Si l’on demande aux deux biologistes formés à l’UNIL quel est leur papillon préféré, ils répondent de concert: les espèces du genre Maculinea. «Il s’agit de petits Lycènes dont le cycle de vie est lié à celui des fourmis, du genre Myrmica. Il en existe cinq espèces en Europe, présentes en Suisse», précise Aline Pasche. Son favori: l’Azuré des mouillères, ou Protée (Maculinea alcon), bleu-violet, qui pond ses œufs sur les gentianes des marais. Tandis que Valéry Uldry apprécie l’Azuré du serpolet (Maculinea arion), aux écailles «bleu foncé avec des taches noires, vraiment très beau», qui abandonne sa ponte sur du thym. Ces Rhopalocères, autrement dit papillons diurnes, s’observent plus rarement en plaine. «Maintenant qu’il n’y a plus tellement de prairies adéquates, ils sont devenus plutôt montagnards», signale Valéry Uldry. De son côté, Aline Pasche estime que leur attachement aux fourmis n’aide pas à la propagation de ces lépidoptères: «Quand la femelle pond, elle n’a aucun moyen de savoir si une fourmilière se trouve à proximité. C’est au petit bonheur la chance. S’il n’y en a pas, les chenilles ne se développeront pas. De plus, la colonie doit être grande, car une chenille peut manger jusqu’à 600 larves de fourmis pour se développer.»
Une union diabolique
Comment se débrouille un bébé lépidoptère abandonné pour appeler ses cousines éloignées? «Dès que la petite chenille éclot, elle sécrète une substance chimique qui mime le couvain, c’est-à-dire l’ensemble des œufs, larves et nymphes protégés par les fourmis nourrices», explique la scientifique. Les ouvrières, par l’odeur alléchées, viennent chercher la chenille afin de la ramener dans la fourmilière, croyant qu’elle s’était perdue. Et arrivée à bon port, au milieu du nid, la larve éruciforme se développe en engloutissant tout le couvain des fourmis. «Elle se fait adopter», souligne joliment Valéry Uldry.

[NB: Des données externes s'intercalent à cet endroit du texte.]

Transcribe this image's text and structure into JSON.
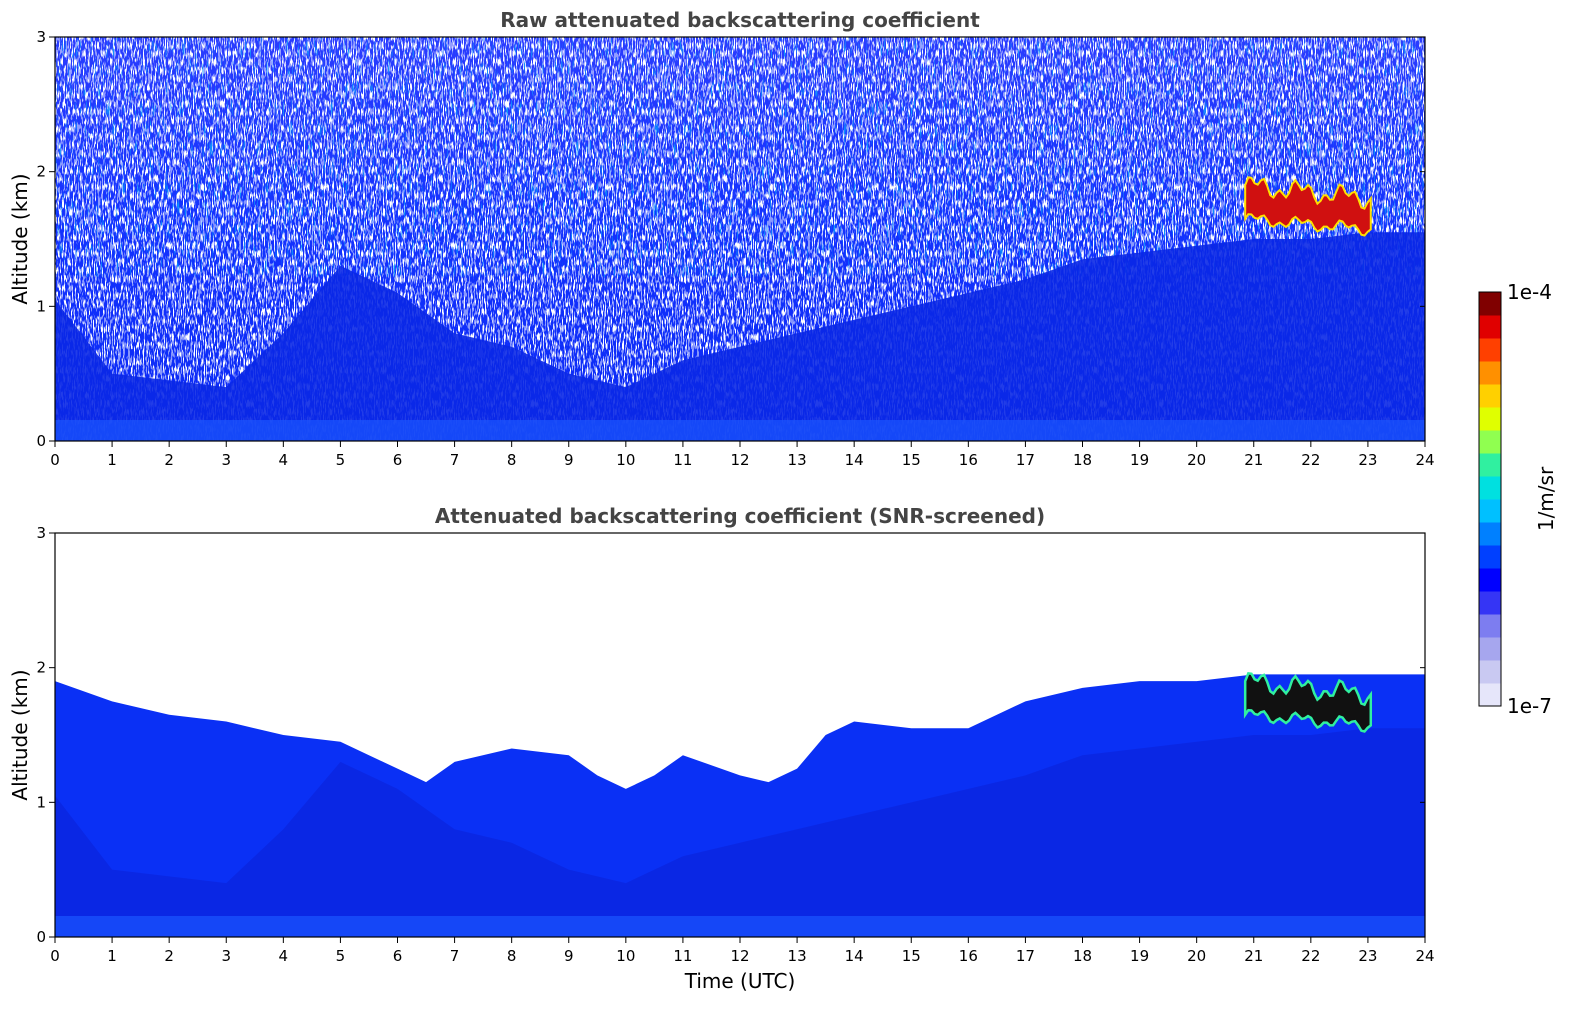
{
  "chart_data": [
    {
      "type": "heatmap",
      "title": "Raw attenuated backscattering coefficient",
      "xlabel": "",
      "ylabel": "Altitude (km)",
      "xlim": [
        0,
        24
      ],
      "ylim": [
        0,
        3
      ],
      "xticks": [
        "0",
        "1",
        "2",
        "3",
        "4",
        "5",
        "6",
        "7",
        "8",
        "9",
        "10",
        "11",
        "12",
        "13",
        "14",
        "15",
        "16",
        "17",
        "18",
        "19",
        "20",
        "21",
        "22",
        "23",
        "24"
      ],
      "yticks": [
        "0",
        "1",
        "2",
        "3"
      ],
      "screened": false,
      "boundary_layer_top_km": [
        [
          0,
          1.05
        ],
        [
          1,
          0.5
        ],
        [
          2,
          0.45
        ],
        [
          3,
          0.4
        ],
        [
          4,
          0.8
        ],
        [
          5,
          1.3
        ],
        [
          6,
          1.1
        ],
        [
          7,
          0.8
        ],
        [
          8,
          0.7
        ],
        [
          9,
          0.5
        ],
        [
          10,
          0.4
        ],
        [
          11,
          0.6
        ],
        [
          12,
          0.7
        ],
        [
          13,
          0.8
        ],
        [
          14,
          0.9
        ],
        [
          15,
          1.0
        ],
        [
          16,
          1.1
        ],
        [
          17,
          1.2
        ],
        [
          18,
          1.35
        ],
        [
          19,
          1.4
        ],
        [
          20,
          1.45
        ],
        [
          21,
          1.5
        ],
        [
          22,
          1.5
        ],
        [
          23,
          1.55
        ],
        [
          24,
          1.55
        ]
      ],
      "cloud_layer": {
        "x_start": 20.85,
        "x_end": 23.05,
        "base_km": 1.65,
        "top_km": 1.9
      }
    },
    {
      "type": "heatmap",
      "title": "Attenuated backscattering coefficient (SNR-screened)",
      "xlabel": "Time (UTC)",
      "ylabel": "Altitude (km)",
      "xlim": [
        0,
        24
      ],
      "ylim": [
        0,
        3
      ],
      "xticks": [
        "0",
        "1",
        "2",
        "3",
        "4",
        "5",
        "6",
        "7",
        "8",
        "9",
        "10",
        "11",
        "12",
        "13",
        "14",
        "15",
        "16",
        "17",
        "18",
        "19",
        "20",
        "21",
        "22",
        "23",
        "24"
      ],
      "yticks": [
        "0",
        "1",
        "2",
        "3"
      ],
      "screened": true,
      "signal_top_km": [
        [
          0,
          1.9
        ],
        [
          1,
          1.75
        ],
        [
          2,
          1.65
        ],
        [
          3,
          1.6
        ],
        [
          4,
          1.5
        ],
        [
          5,
          1.45
        ],
        [
          5.5,
          1.35
        ],
        [
          6,
          1.25
        ],
        [
          6.5,
          1.15
        ],
        [
          7,
          1.3
        ],
        [
          8,
          1.4
        ],
        [
          9,
          1.35
        ],
        [
          9.5,
          1.2
        ],
        [
          10,
          1.1
        ],
        [
          10.5,
          1.2
        ],
        [
          11,
          1.35
        ],
        [
          12,
          1.2
        ],
        [
          12.5,
          1.15
        ],
        [
          13,
          1.25
        ],
        [
          13.5,
          1.5
        ],
        [
          14,
          1.6
        ],
        [
          15,
          1.55
        ],
        [
          16,
          1.55
        ],
        [
          16.5,
          1.65
        ],
        [
          17,
          1.75
        ],
        [
          18,
          1.85
        ],
        [
          19,
          1.9
        ],
        [
          20,
          1.9
        ],
        [
          21,
          1.95
        ],
        [
          22,
          1.95
        ],
        [
          23,
          1.95
        ],
        [
          24,
          1.95
        ]
      ],
      "cloud_layer": {
        "x_start": 20.85,
        "x_end": 23.05,
        "base_km": 1.65,
        "top_km": 1.9
      }
    }
  ],
  "colorbar": {
    "label": "1/m/sr",
    "max_label": "1e-4",
    "min_label": "1e-7",
    "colors": [
      "#e6e6fa",
      "#c9c9f2",
      "#a6a6ee",
      "#7d7df0",
      "#3535f5",
      "#0000ff",
      "#0040ff",
      "#0080ff",
      "#00c0ff",
      "#00e0e0",
      "#30f0a0",
      "#90ff50",
      "#e0ff00",
      "#ffd000",
      "#ff9000",
      "#ff4000",
      "#e00000",
      "#800000"
    ]
  }
}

Tant qu’elle dégage la substance magique, elle indique à ses hôtes bernées que «tout va bien, tout est normal», note Aline Pasche. Ainsi épanouie, elle forme sa chrysalide à l’intérieur de la colonie. Toutefois, son existence serait trop parfaite si elle ne devait éclore. Car au moment où la gourmande chenille devient imago (adulte), il va falloir que le papillon nouveau rampe dans les galeries jusqu’à la sortie. «Un moment très périlleux puisqu’il ne sécrète plus la substance qui lui a permis d’entrer et est donc dès lors détecté comme étranger à tout instant», révèle la biologiste. Il risque alors à son tour de se faire dévorer.